= Aristobule =

Ancient Greek mythological epithet

Aristobule (Ἀριστοβύλη) was an epithet of the Greek goddess Artemis, meaning "the best advisor", under which she was worshipped at Athens in ancient Greece.

The politician and general Themistocles built a temple of Artemis Aristobule at Athens, near his house in the deme of Melite, in which he dedicated his own statue. This annoyed a great many Greeks, who took this as Themistocles boasting of his own good counsel as a politician. Not long after this, Themistocles was ostracized and went into exile.

Some scholars contend that "Aristobule" should not be globally conflated with Artemis, and outside Athens was a distinct divine concept in its own right.
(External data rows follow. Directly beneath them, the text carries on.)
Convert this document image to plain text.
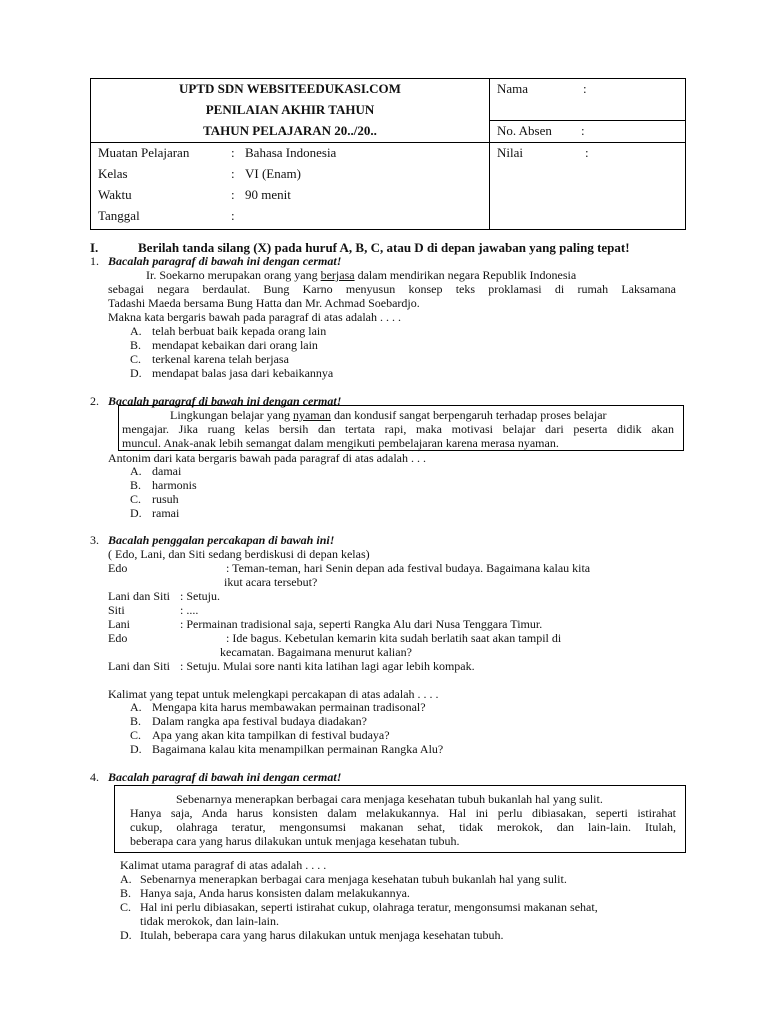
UPTD SDN WEBSITEEDUKASI.COM
PENILAIAN AKHIR TAHUN
TAHUN PELAJARAN 20../20..
Nama	:
No. Absen :
Nilai	:
Muatan Pelajaran	: Bahasa Indonesia
Kelas	: VI (Enam)
Waktu	: 90 menit
Tanggal	:
I.	Berilah tanda silang (X) pada huruf A, B, C, atau D di depan jawaban yang paling tepat!
1. Bacalah paragraf di bawah ini dengan cermat!
Ir. Soekarno merupakan orang yang berjasa dalam mendirikan negara Republik Indonesia
sebagai negara berdaulat. Bung Karno menyusun konsep teks proklamasi di rumah Laksamana
Tadashi Maeda bersama Bung Hatta dan Mr. Achmad Soebardjo.
Makna kata bergaris bawah pada paragraf di atas adalah . . . .
A. telah berbuat baik kepada orang lain
B. mendapat kebaikan dari orang lain
C. terkenal karena telah berjasa
D. mendapat balas jasa dari kebaikannya
2. Bacalah paragraf di bawah ini dengan cermat!
Lingkungan belajar yang nyaman dan kondusif sangat berpengaruh terhadap proses belajar
mengajar. Jika ruang kelas bersih dan tertata rapi, maka motivasi belajar dari peserta didik akan
muncul. Anak-anak lebih semangat dalam mengikuti pembelajaran karena merasa nyaman.
Antonim dari kata bergaris bawah pada paragraf di atas adalah . . .
A. damai
B. harmonis
C. rusuh
D. ramai
3. Bacalah penggalan percakapan di bawah ini!
( Edo, Lani, dan Siti sedang berdiskusi di depan kelas)
Edo	: Teman-teman, hari Senin depan ada festival budaya. Bagaimana kalau kita
ikut acara tersebut?
Lani dan Siti : Setuju.
Siti	: ....
Lani	: Permainan tradisional saja, seperti Rangka Alu dari Nusa Tenggara Timur.
Edo	: Ide bagus. Kebetulan kemarin kita sudah berlatih saat akan tampil di
kecamatan. Bagaimana menurut kalian?
Lani dan Siti : Setuju. Mulai sore nanti kita latihan lagi agar lebih kompak.
Kalimat yang tepat untuk melengkapi percakapan di atas adalah . . . .
A. Mengapa kita harus membawakan permainan tradisonal?
B. Dalam rangka apa festival budaya diadakan?
C. Apa yang akan kita tampilkan di festival budaya?
D. Bagaimana kalau kita menampilkan permainan Rangka Alu?
4. Bacalah paragraf di bawah ini dengan cermat!
Sebenarnya menerapkan berbagai cara menjaga kesehatan tubuh bukanlah hal yang sulit.
Hanya saja, Anda harus konsisten dalam melakukannya. Hal ini perlu dibiasakan, seperti istirahat
cukup, olahraga teratur, mengonsumsi makanan sehat, tidak merokok, dan lain-lain. Itulah,
beberapa cara yang harus dilakukan untuk menjaga kesehatan tubuh.
Kalimat utama paragraf di atas adalah . . . .
A. Sebenarnya menerapkan berbagai cara menjaga kesehatan tubuh bukanlah hal yang sulit.
B. Hanya saja, Anda harus konsisten dalam melakukannya.
C. Hal ini perlu dibiasakan, seperti istirahat cukup, olahraga teratur, mengonsumsi makanan sehat,
tidak merokok, dan lain-lain.
D. Itulah, beberapa cara yang harus dilakukan untuk menjaga kesehatan tubuh.
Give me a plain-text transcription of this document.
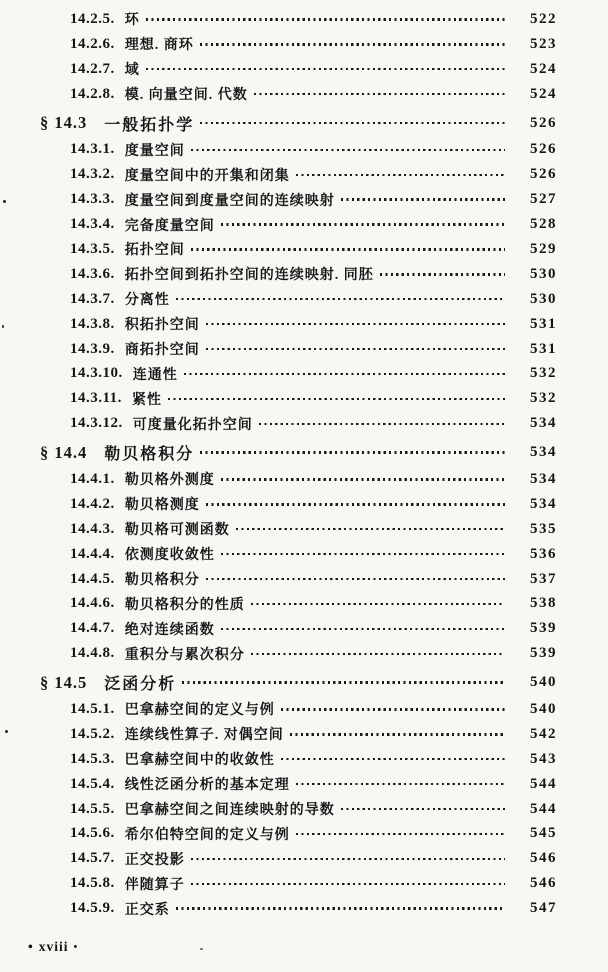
14.2.5. 环	522
14.2.6. 理想. 商环	523
14.2.7. 域	524
14.2.8. 模. 向量空间. 代数	524
§ 14.3 一般拓扑学	526
14.3.1. 度量空间	526
14.3.2. 度量空间中的开集和闭集	526
14.3.3. 度量空间到度量空间的连续映射	527
14.3.4. 完备度量空间	528
14.3.5. 拓扑空间	529
14.3.6. 拓扑空间到拓扑空间的连续映射. 同胚	530
14.3.7. 分离性	530
14.3.8. 积拓扑空间	531
14.3.9. 商拓扑空间	531
14.3.10. 连通性	532
14.3.11. 紧性	532
14.3.12. 可度量化拓扑空间	534
§ 14.4 勒贝格积分	534
14.4.1. 勒贝格外测度	534
14.4.2. 勒贝格测度	534
14.4.3. 勒贝格可测函数	535
14.4.4. 依测度收敛性	536
14.4.5. 勒贝格积分	537
14.4.6. 勒贝格积分的性质	538
14.4.7. 绝对连续函数	539
14.4.8. 重积分与累次积分	539
§ 14.5 泛函分析	540
14.5.1. 巴拿赫空间的定义与例	540
14.5.2. 连续线性算子. 对偶空间	542
14.5.3. 巴拿赫空间中的收敛性	543
14.5.4. 线性泛函分析的基本定理	544
14.5.5. 巴拿赫空间之间连续映射的导数	544
14.5.6. 希尔伯特空间的定义与例	545
14.5.7. 正交投影	546
14.5.8. 伴随算子	546
14.5.9. 正交系	547
• xviii •
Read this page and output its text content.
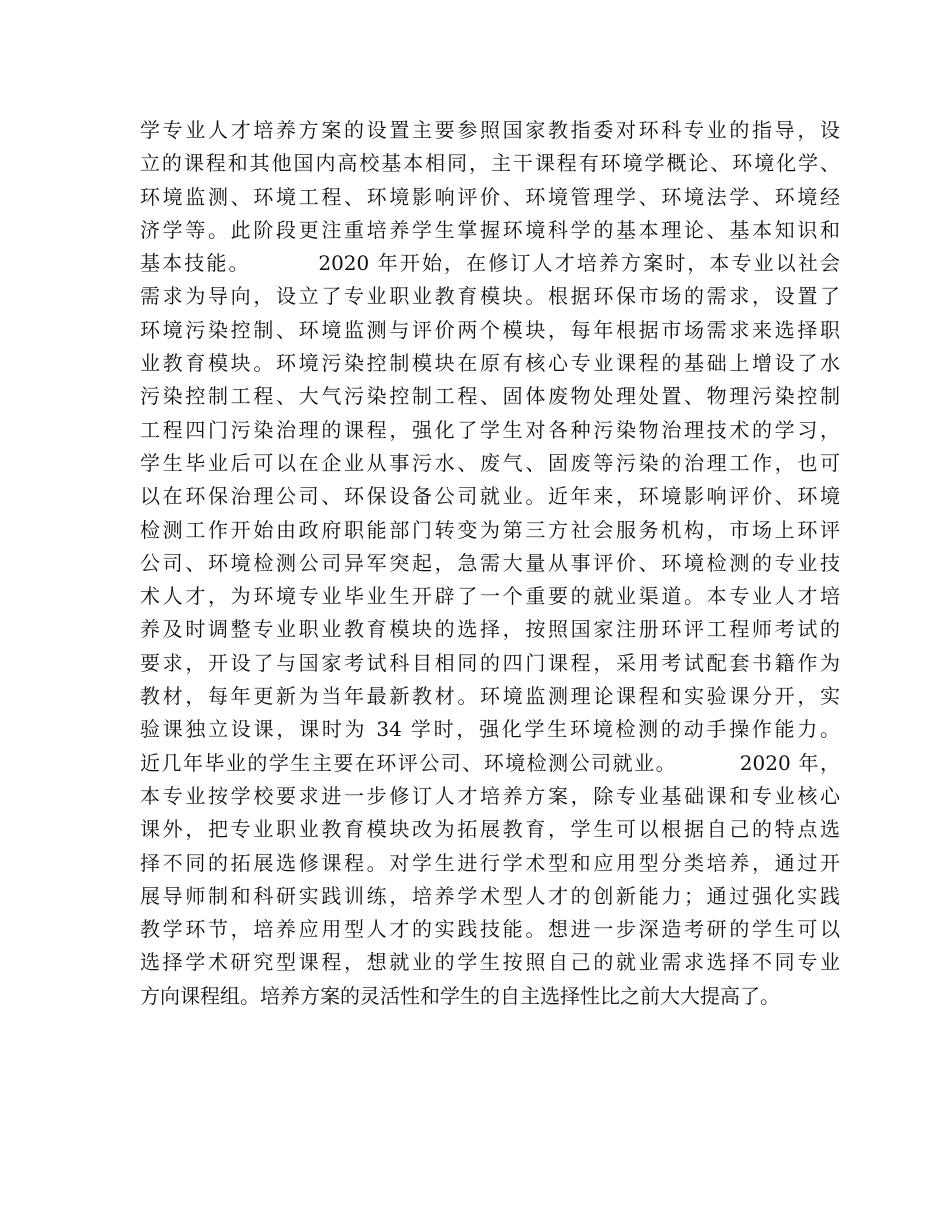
学专业人才培养方案的设置主要参照国家教指委对环科专业的指导，设
立的课程和其他国内高校基本相同，主干课程有环境学概论、环境化学、
环境监测、环境工程、环境影响评价、环境管理学、环境法学、环境经
济学等。此阶段更注重培养学生掌握环境科学的基本理论、基本知识和
基本技能。        2020 年开始，在修订人才培养方案时，本专业以社会
需求为导向，设立了专业职业教育模块。根据环保市场的需求，设置了
环境污染控制、环境监测与评价两个模块，每年根据市场需求来选择职
业教育模块。环境污染控制模块在原有核心专业课程的基础上增设了水
污染控制工程、大气污染控制工程、固体废物处理处置、物理污染控制
工程四门污染治理的课程，强化了学生对各种污染物治理技术的学习，
学生毕业后可以在企业从事污水、废气、固废等污染的治理工作，也可
以在环保治理公司、环保设备公司就业。近年来，环境影响评价、环境
检测工作开始由政府职能部门转变为第三方社会服务机构，市场上环评
公司、环境检测公司异军突起，急需大量从事评价、环境检测的专业技
术人才，为环境专业毕业生开辟了一个重要的就业渠道。本专业人才培
养及时调整专业职业教育模块的选择，按照国家注册环评工程师考试的
要求，开设了与国家考试科目相同的四门课程，采用考试配套书籍作为
教材，每年更新为当年最新教材。环境监测理论课程和实验课分开，实
验课独立设课，课时为 34 学时，强化学生环境检测的动手操作能力。
近几年毕业的学生主要在环评公司、环境检测公司就业。        2020 年，
本专业按学校要求进一步修订人才培养方案，除专业基础课和专业核心
课外，把专业职业教育模块改为拓展教育，学生可以根据自己的特点选
择不同的拓展选修课程。对学生进行学术型和应用型分类培养，通过开
展导师制和科研实践训练，培养学术型人才的创新能力；通过强化实践
教学环节，培养应用型人才的实践技能。想进一步深造考研的学生可以
选择学术研究型课程，想就业的学生按照自己的就业需求选择不同专业
方向课程组。培养方案的灵活性和学生的自主选择性比之前大大提高了。
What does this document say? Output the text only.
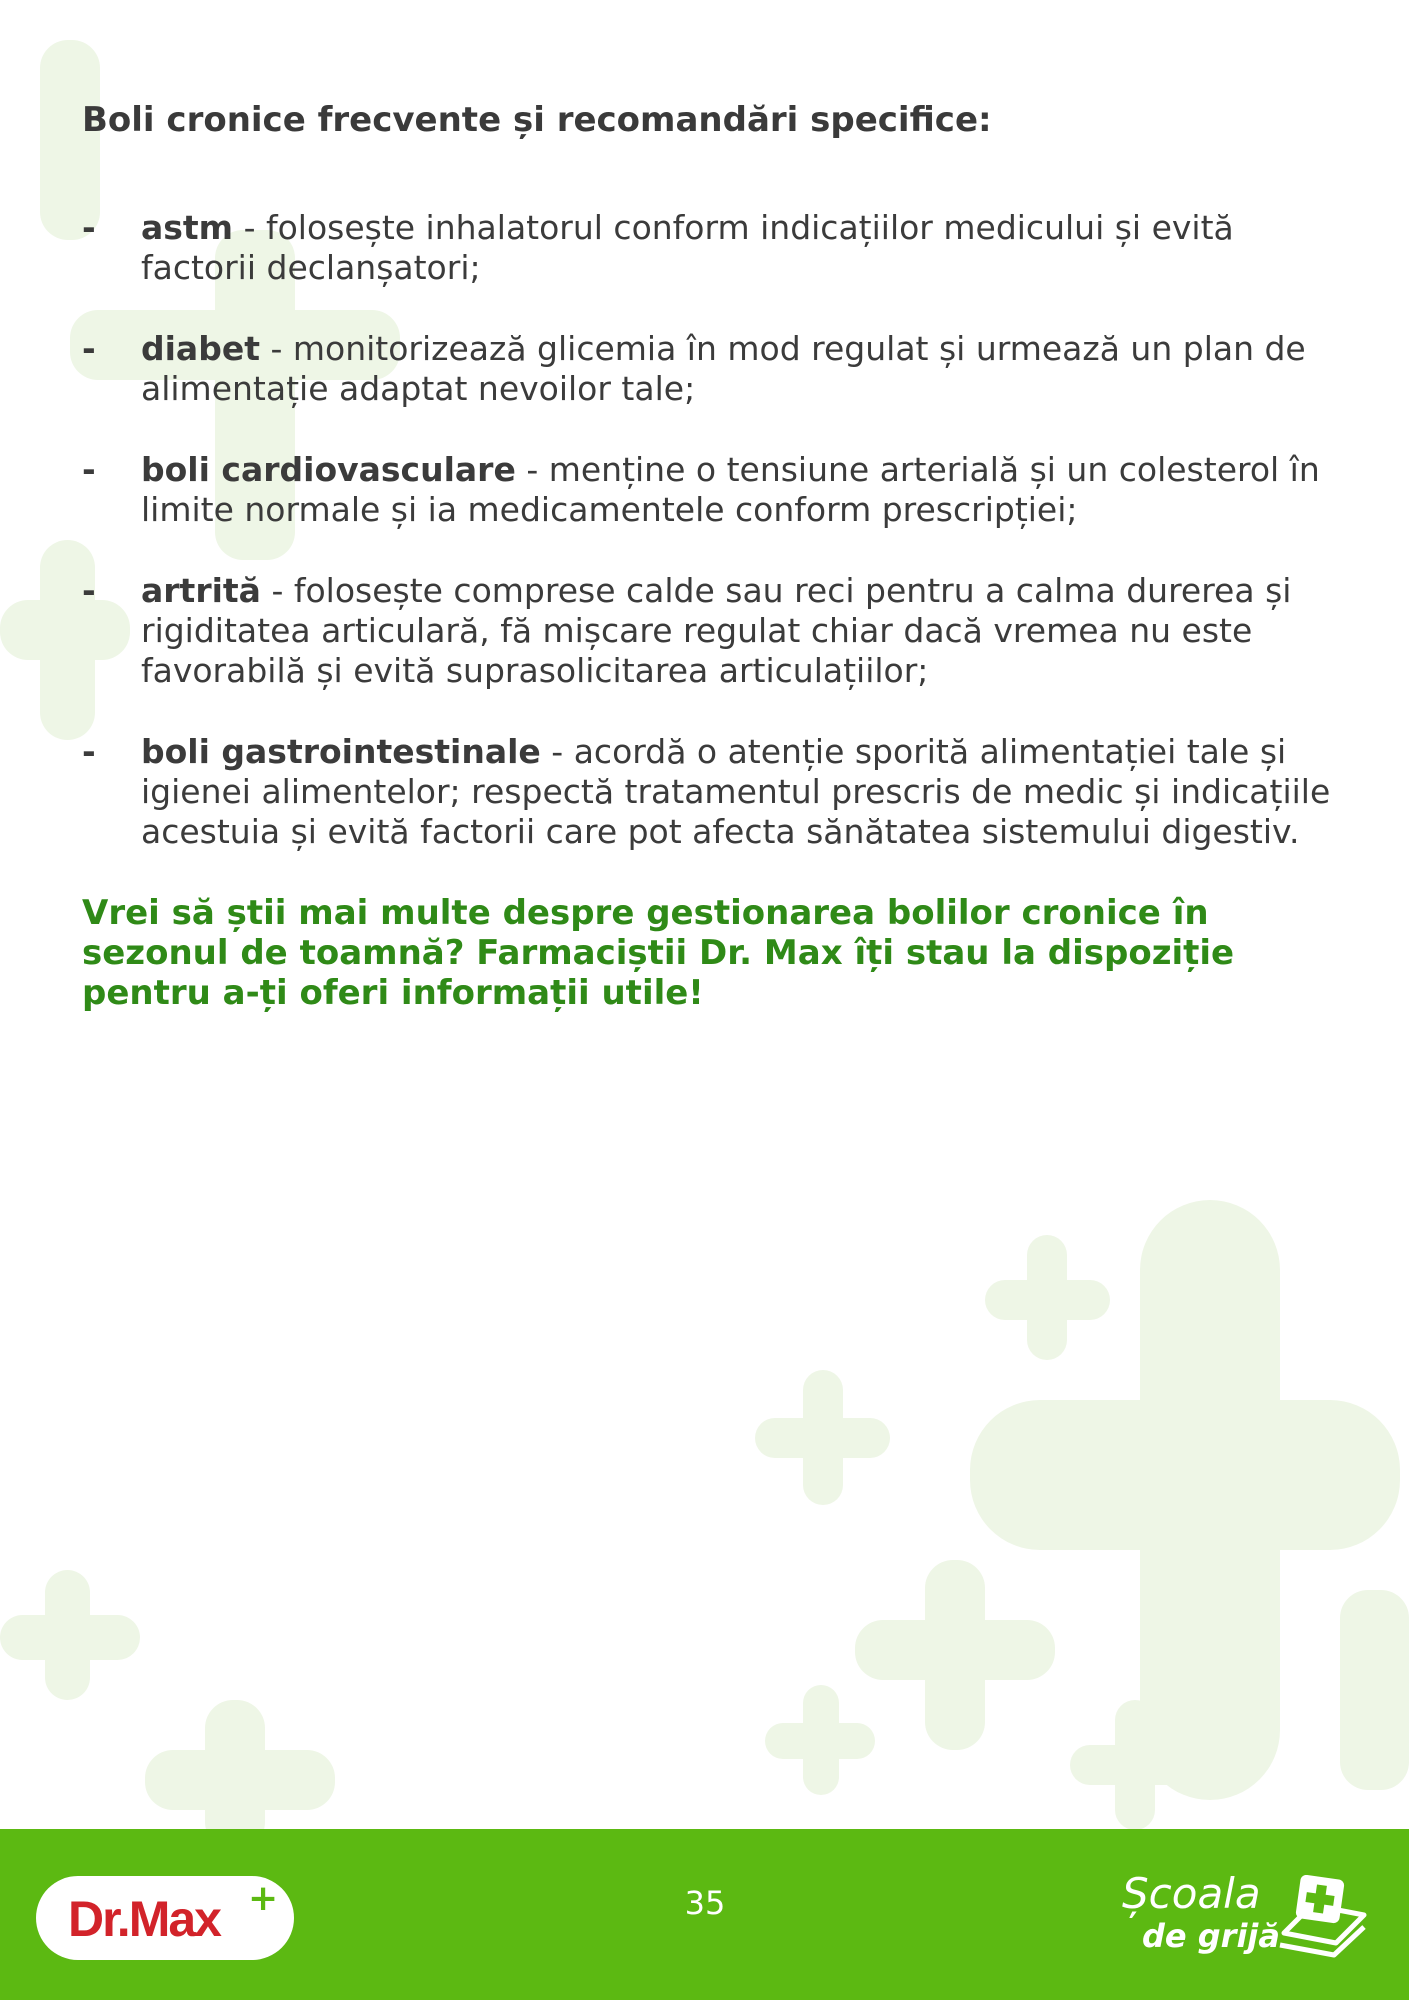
Boli cronice frecvente și recomandări specifice:
- astm - folosește inhalatorul conform indicațiilor medicului și evită factorii declanșatori;
- diabet - monitorizează glicemia în mod regulat și urmează un plan de alimentație adaptat nevoilor tale;
- boli cardiovasculare - menține o tensiune arterială și un colesterol în limite normale și ia medicamentele conform prescripției;
- artrită - folosește comprese calde sau reci pentru a calma durerea și rigiditatea articulară, fă mișcare regulat chiar dacă vremea nu este favorabilă și evită suprasolicitarea articulațiilor;
- boli gastrointestinale - acordă o atenție sporită alimentației tale și igienei alimentelor; respectă tratamentul prescris de medic și indicațiile acestuia și evită factorii care pot afecta sănătatea sistemului digestiv.

Vrei să știi mai multe despre gestionarea bolilor cronice în sezonul de toamnă? Farmaciștii Dr. Max îți stau la dispoziție pentru a-ți oferi informații utile!

Dr.Max +	35	Școala
de grijă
The philosopher Porphyry spoke of Aristobule as one known by this name alone (as opposed to a more surname-like epithet, "Artemis Aristobule"). Scholar Noel Robertson proposed that in Rhodes "Aristoboule" ought to be identified with the Roman Mother goddess, also known as Cybele.

It has also been suggested by religion scholar Hermann Usener that "Aristobule" was a euphemism for capital punishment, and that this epithet and its temple had something to do with public executions, though other scholars disagree with this interpretation. This largely comes from speculation around the fact that in Athens the temple of Artemis Aristobule was very near to the place where the bodies of executed criminals who were denied interment (which was the ultimate punishment) were thrown into an open pit to rot.